‘Fast’ API and Application Routing

Recently we dove into the difference between application routing and load balancing. In general, application routing implies the use of a full proxy and the ability to not only inspect but modify, if necessary, headers and payloads. App routing plays an increasingly important role in modern architectures, primarily because of the prevalence of APIs and their reliance on HTTP-based information as a means to authorize, limit, and scale their usage. 

Aside from APIs, there are a good number of scenarios in which all you want to do is make a routing decision based on an HTTP header, and nothing else. There’s the “are you a bot, bro?” scenario, in which you’re trying to weed out bot-driven requests that require inspection of the HTTP “User-Agent” header. There’s the “I am sitting in front of three hosts, which one do you want? (a.k.a virtual hosting)” scenario, in which you want to direct ingress traffic to a specific host by inspecting the HTTP header, well, “host”. And there’s the “which version of this API did you want?” scenario, based on the HTTP URI header.

In these scenarios, you really only need to inspect a few HTTP headers (L7) – and standard ones at that. The concept of ingress controllers in Kubernetes are largely based on this notion, in which HTTP header values (URI or host) are used to make sure requests are routed to the appropriate service. The assumption is you don’t need to do much else with the HTTP payload at the proxy. You might need to insert X-Forwarded-For or some other custom HTTP header, but you don’t need alter existing headers (like rewrite the URI) or inspect anything in the actual payload.

And if it’s an API you’re routing – whether on URI or host – you probably don’t want to slow it down even the nominal sub seconds added by L7. Because yes, no matter how slight, L7 inspection introduces latency. HTTP is text-based, which means it has to be parsed and then examined, and that takes CPU cycles. Moore’s Law has made this fast, but constraining inspection to a known set of strings is still going to be faster.

The premise is this: only inspect a subset of headers (the standard ones). This means you get application routing capabilities with really fast performance because the system knows exactly what it’s looking for. 

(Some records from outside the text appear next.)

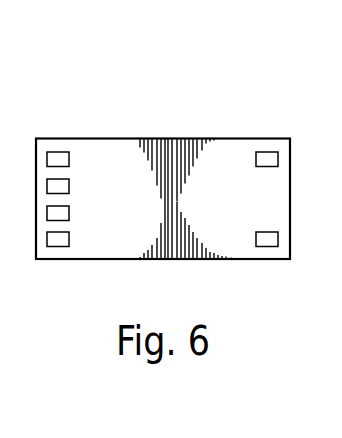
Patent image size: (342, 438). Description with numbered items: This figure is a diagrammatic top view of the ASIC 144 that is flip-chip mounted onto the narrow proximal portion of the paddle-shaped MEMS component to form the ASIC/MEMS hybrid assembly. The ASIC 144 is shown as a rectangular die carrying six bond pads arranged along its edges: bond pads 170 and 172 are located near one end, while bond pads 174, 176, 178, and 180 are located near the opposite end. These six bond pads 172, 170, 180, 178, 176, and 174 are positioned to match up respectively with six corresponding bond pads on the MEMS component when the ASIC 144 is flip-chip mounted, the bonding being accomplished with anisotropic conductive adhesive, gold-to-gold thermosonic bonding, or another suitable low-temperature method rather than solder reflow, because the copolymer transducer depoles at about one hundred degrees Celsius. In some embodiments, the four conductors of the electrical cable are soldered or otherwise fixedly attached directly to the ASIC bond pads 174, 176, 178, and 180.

The ASIC 144 is at (174, 78).
The bond pad 170 is at (268, 152).
The bond pad 172 is at (267, 247).
The bond pad 174 is at (58, 152).
The bond pad 176 is at (69, 187).
The bond pad 178 is at (69, 213).
The bond pad 180 is at (57, 247).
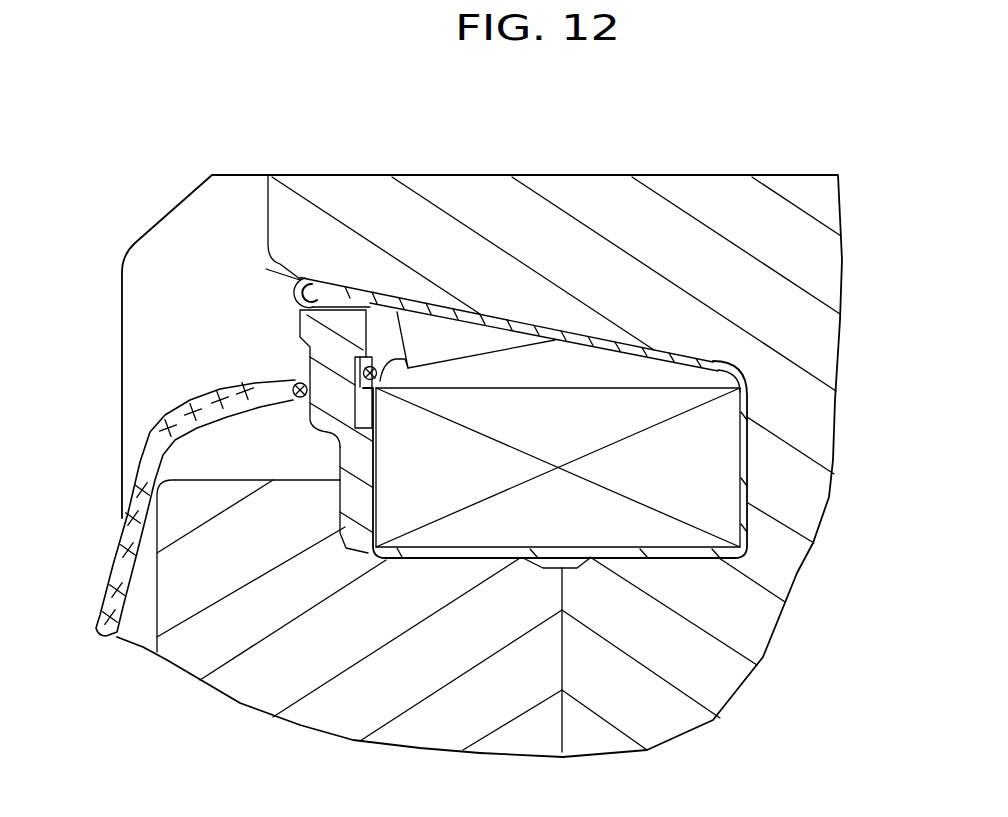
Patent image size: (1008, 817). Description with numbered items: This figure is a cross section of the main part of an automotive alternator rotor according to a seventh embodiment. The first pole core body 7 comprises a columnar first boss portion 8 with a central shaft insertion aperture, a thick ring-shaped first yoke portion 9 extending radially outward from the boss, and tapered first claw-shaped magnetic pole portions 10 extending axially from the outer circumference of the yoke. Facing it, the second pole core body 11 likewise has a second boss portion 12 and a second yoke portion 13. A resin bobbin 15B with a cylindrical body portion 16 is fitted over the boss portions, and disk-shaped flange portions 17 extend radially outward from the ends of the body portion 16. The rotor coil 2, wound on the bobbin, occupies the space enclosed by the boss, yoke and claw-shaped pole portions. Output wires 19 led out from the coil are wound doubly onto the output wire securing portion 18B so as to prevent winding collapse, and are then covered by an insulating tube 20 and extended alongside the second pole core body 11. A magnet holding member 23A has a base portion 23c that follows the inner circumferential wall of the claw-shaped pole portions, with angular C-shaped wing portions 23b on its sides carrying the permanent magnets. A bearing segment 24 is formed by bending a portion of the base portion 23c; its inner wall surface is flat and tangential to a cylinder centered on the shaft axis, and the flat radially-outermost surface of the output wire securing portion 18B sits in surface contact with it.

The rotor coil 2 is at (633, 467).
The first pole core body 7 is at (555, 466).
The first boss portion 8 is at (598, 654).
The first yoke portion 9 is at (805, 509).
The first claw-shaped magnetic pole portion 10 is at (553, 242).
The second pole core body 11 is at (147, 346).
The second boss portion 12 is at (322, 622).
The second yoke portion 13 is at (192, 566).
The bobbin 15B is at (637, 459).
The body portion 16 is at (298, 695).
The flange portion 17 is at (208, 455).
The output wire securing portion 18B is at (204, 373).
The output wire 19 is at (209, 368).
The insulating tube 20 is at (168, 507).
The magnet holding member 23A is at (509, 232).
The wing portion 23b is at (467, 237).
The base portion 23c is at (617, 230).
The bearing segment 24 is at (341, 200).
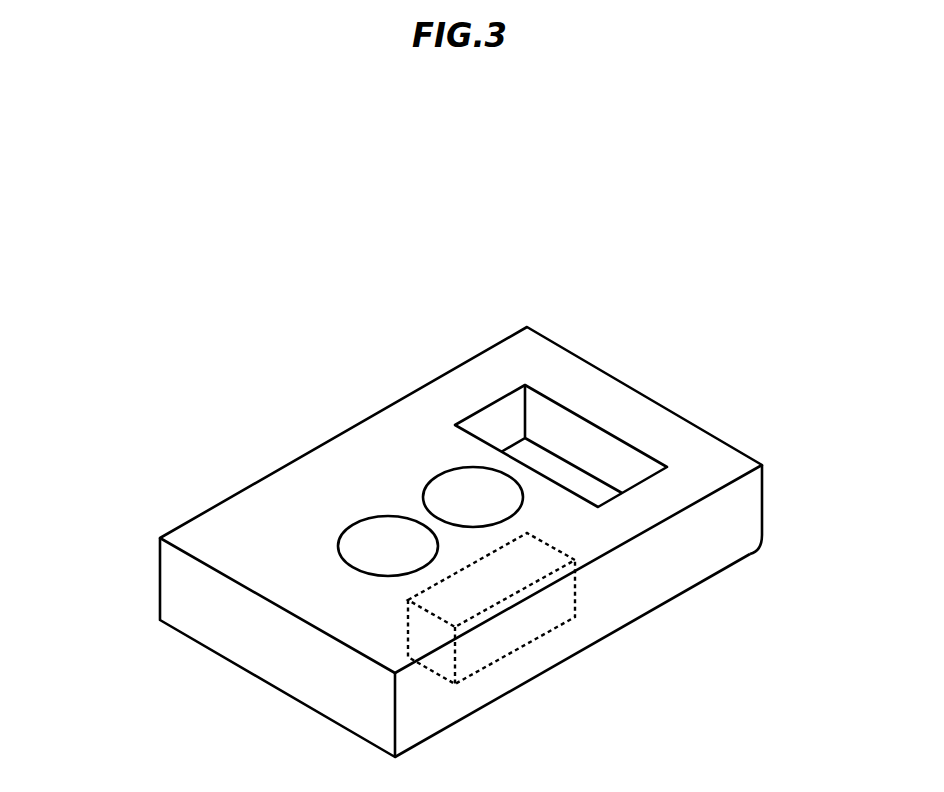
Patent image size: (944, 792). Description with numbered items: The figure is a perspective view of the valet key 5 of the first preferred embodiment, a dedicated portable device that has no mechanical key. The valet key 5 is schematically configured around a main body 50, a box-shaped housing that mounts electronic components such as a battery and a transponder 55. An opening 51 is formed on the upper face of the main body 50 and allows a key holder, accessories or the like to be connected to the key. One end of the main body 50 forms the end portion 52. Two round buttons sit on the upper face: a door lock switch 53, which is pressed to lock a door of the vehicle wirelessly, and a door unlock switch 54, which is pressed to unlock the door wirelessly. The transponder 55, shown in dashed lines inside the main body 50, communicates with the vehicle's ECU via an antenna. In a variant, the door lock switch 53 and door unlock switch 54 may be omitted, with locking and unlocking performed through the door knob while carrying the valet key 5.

The valet key 5 is at (464, 519).
The main body 50 is at (305, 677).
The opening 51 is at (587, 417).
The end portion 52 is at (762, 507).
The door lock switch 53 is at (370, 530).
The door unlock switch 54 is at (455, 482).
The transponder 55 is at (537, 637).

The “Fast” comes from the ability to process requests on a per-packet basis. This is why layer 4 (TCP) based load balancing is incredibly fast and scalable. It doesn’t have to buffer packets in order to reconstruct the entire HTTP request before it can inspect it in preparation to make a decision. When layer 7 (HTTP) is in play – such as is used for app routing and situations in which the request (or response) may need modification (data scrubbing, for example) – you need a full proxy capable of buffering packets until a full HTTP request (or response) is received.

Now, you can do a lot of interesting, creative things with that, and a lot of folks do. It’s incredibly powerful to be able to intercept HTTP requests and responses in flight and execute security or performance-enhancing functions on it. But sometimes you just want to route requests based on one of a few, standard HTTP headers like User-Agent or Host or the URI.

Assuming these requests are contained in a single packet (less than 1500 bytes), a “fast” version of app routing with a proxy can be applied. This mode of a proxy combines the speed and scale of L4 load balancing with the intelligence of L7 to give you speed, scale, and smarts. That means quick parsing and decisions that consume less time and resources on the proxy, which translates to better performance of the request and response.

This use of app routing + load balancing is most useful in environments where you don’t have a lot of public IP space to waste, and you want to use it judiciously. This architectural approach means you can use just one public IP address for many different hosts. You can extend this with another tier of app routing, say an ingress controller in a Kubernetes cluster, or using another app-aware proxy to further weed out traffic (do some sharding or perhaps some app security inspection). It’s also very helpful in routing APIs, where again you’re publicly sorting out versions or service invocations based on a URI that will be forwarded to another tier of services that perform deeper inspection or more environment-specific scale.

Now, just about every proxy can perform app routing, particularly based on HTTP headers. But not every proxy can do it fast. If speed and scale is important, make sure to ask if your proxy of choice can operate in a “fast” HTTP mode.